Андрей выплеснул коньяк на пол, бросил стаканчик на поднос и сказал, засунув руки в карманы:
– А ведь я еще кое-что понял, Наставник… Пейте, пейте на здоровье, мне не хочется. – Не мог он больше смотреть на это румяное лицо. Он повернулся к нему спиной и снова отошел к окну. – Поддакиваете много, господин Наставник. Слишком уж вы беспардонно поддакиваете мне, господин Воронин-второй, совесть моя желтая, резиновая, пользованный ты презерватив… Все тебе, Воронин, ладно, все тебе, родимый, хорошо. Главное, чтобы все мы были здоровы, а они нехай все подохнут. Жратвы вот не хватит – Кацмана пристрелю, а? Милое дело!..
Дверь у него за спиной скрипнула. Он обернулся. Комната была пуста. И стаканчики были пусты, и фляга была пуста, и в груди было как-то пусто, словно вырезали оттуда что-то большое и привычное. То ли опухоль. То ли сердце…
И уже привыкая к этому новому ощущению, Андрей подошел к койке полковника и снял с гвоздя ремень с пистолетом, изо всех сил запоясался и передвинул кобуру на живот.
– На память, – громко сказал он белоснежной подушке.
Часть шестая
ИСХОД
Солнце было в зените. Медный от пыли диск висел в центре белесого, нечистого неба, ублюдочная тень корчилась и топорщилась под самыми подошвами, то серая и размытая, то вдруг словно оживающая, обретающая резкость очертаний, наливающаяся чернотой и тогда особенно уродливая. Никакой дороги здесь и в помине не было – была бугристая серо-желтая сухая глина, растрескавшаяся, убитая, твердая, как камень, и до того голая, что совершенно непонятно было, откуда здесь берется такая масса пыли.
Ветер, слава богу, дул в спину.
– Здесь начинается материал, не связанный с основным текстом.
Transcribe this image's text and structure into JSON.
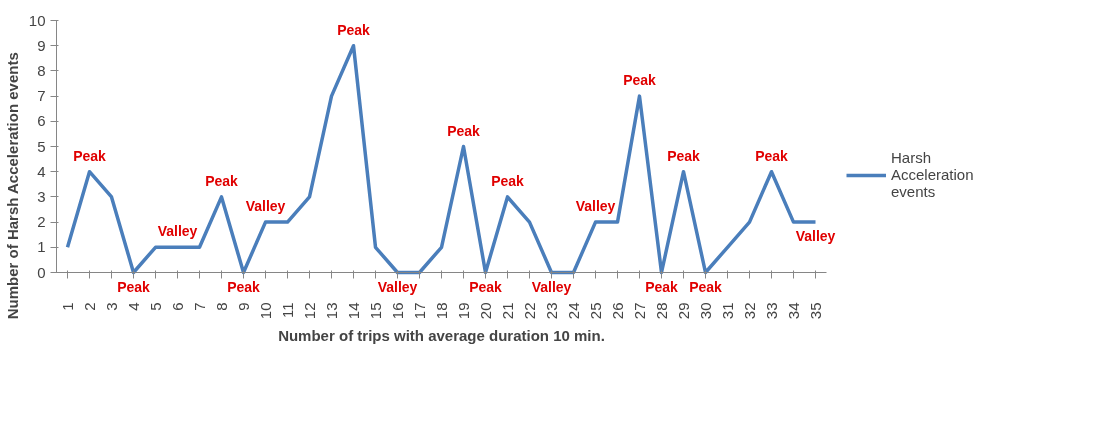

Где-то далеко позади он засасывал в себя неисчислимые тонны гнусной раскаленной пороши и с тупым упорством волочил ее вдоль выжженного солнцем выступа, зажатого между пропастью и Желтой Стеной, то выбрасывая ее крутящимся протуберанцем до самого неба, то скручивая туго в гибкие, почти кокетливые, лебединые шеи смерчей, то просто катил клубящимся валом, а потом, вдруг остервенев, швырял колючую муку в спины, в волосы, хлестал, зверея, по мокрому от пота затылку, стегал по рукам, по ушам, набивал карманы, сыпал за шиворот…
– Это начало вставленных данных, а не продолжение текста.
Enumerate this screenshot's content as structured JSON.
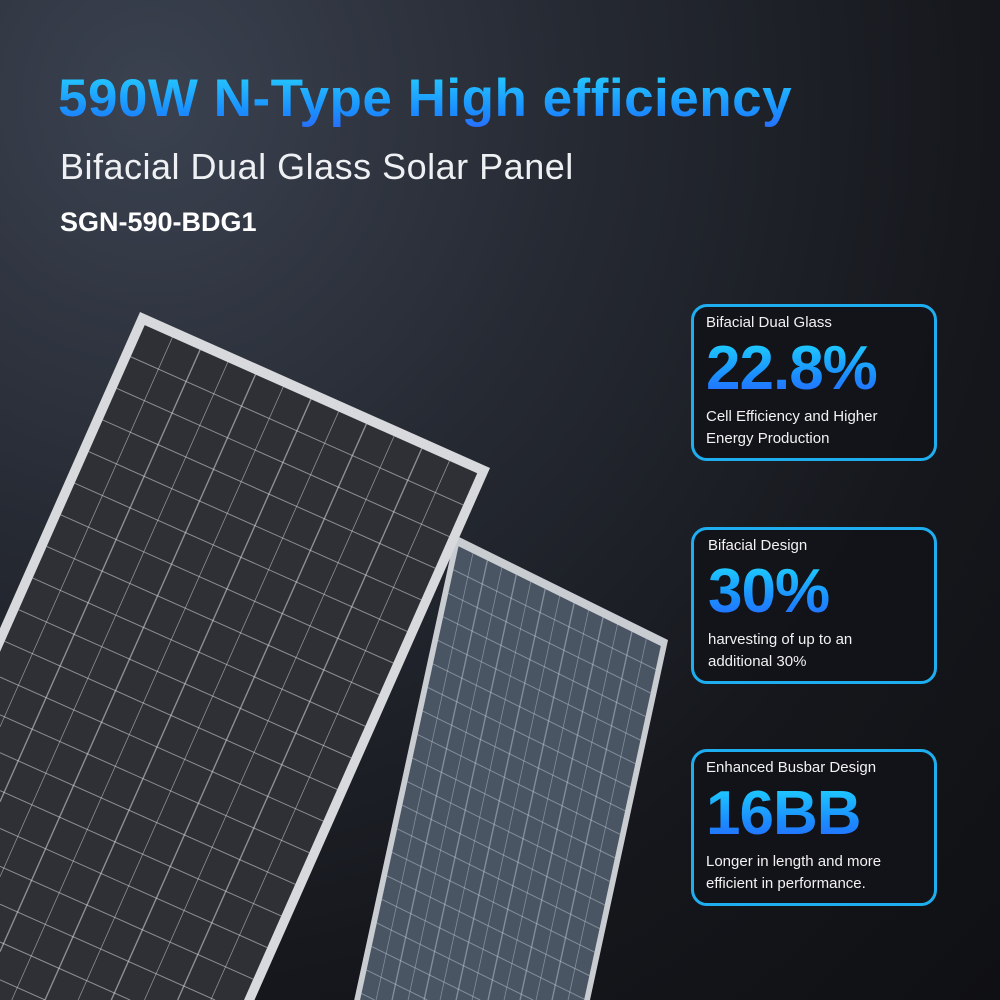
{
  "headline": "590W N-Type High efficiency",
  "subtitle": "Bifacial Dual Glass Solar Panel",
  "model": "SGN-590-BDG1",
  "colors": {
    "accent": "#1eaef0",
    "gradient_top": "#27d4ff",
    "gradient_bottom": "#2a6bff",
    "background": "#1a1d23"
  },
  "features": [
    {
      "label": "Bifacial Dual Glass",
      "value": "22.8%",
      "desc1": "Cell Efficiency and Higher",
      "desc2": "Energy Production"
    },
    {
      "label": "Bifacial Design",
      "value": "30%",
      "desc1": "harvesting of up to an",
      "desc2": "additional 30%"
    },
    {
      "label": "Enhanced Busbar Design",
      "value": "16BB",
      "desc1": "Longer in length and more",
      "desc2": "efficient in performance."
    }
  ]
}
Ничего здесь не было, давно уже ничего не было. А может быть, и никогда. Солнце, глина, ветер. Только иногда пронесется, крутясь и подпрыгивая кривляющимся скоморохом, колючий скелет куста, выдранного с корнем бог знает где позади. Ни капли воды, никаких признаков жизни. И только пыль, пыль, пыль, пыль…
Время от времени глина под ногами куда-то пропадала, и начиналось сплошное каменное крошево. Здесь все было раскалено, как в аду. То справа, то слева начинали выглядывать из клубов несущейся пыли гигантские обломки скал – седые, словно мукой припорошенные. Ветер и жара придавали им самые странные и неожиданные очертания, и было страшно, что они вот так – то появляются, то вновь исчезают, как призраки, словно играют в свои каменные прятки. А щебень под ногами становился все крупнее, и вдруг россыпь кончалась, и снова под ногами звенела глина.
Камни вели себя очень плохо. Они выворачивались из-под ноги, они норовили поглубже вонзиться в подошву, проткнуть ее, добраться до живого тела. Глина вела себя поприличнее. Но и она делала все, что могла. Она вдруг вспучивалась плешивыми холмами, она устраивала ни с того ни с сего дурацкие косогоры, она расступалась в глубокие крутые овраги, где на дне невозможно было дышать от застоявшейся тысячелетней жары… Она тоже играла в свою игру, в свое глиняное «замри-отомри», учиняла метаморфозы в меру своей скудной глиняной фантазии. Все здесь играло в свои игры. И все – в одни ворота…
– Эй, Андрей! – сипло позвал Изя. – Андрюха-а!..
– Чего тебе? – через плечо спросил Андрей и остановился.
Тележка, вихляясь на разболтанных колесиках, по инерции накатила на него и ударила под коленки.
– Смотри!..
Изя стоял шагах в десяти позади и показывал что-то в протянутой руке.
– Что это? – спросил Андрей без особого интереса.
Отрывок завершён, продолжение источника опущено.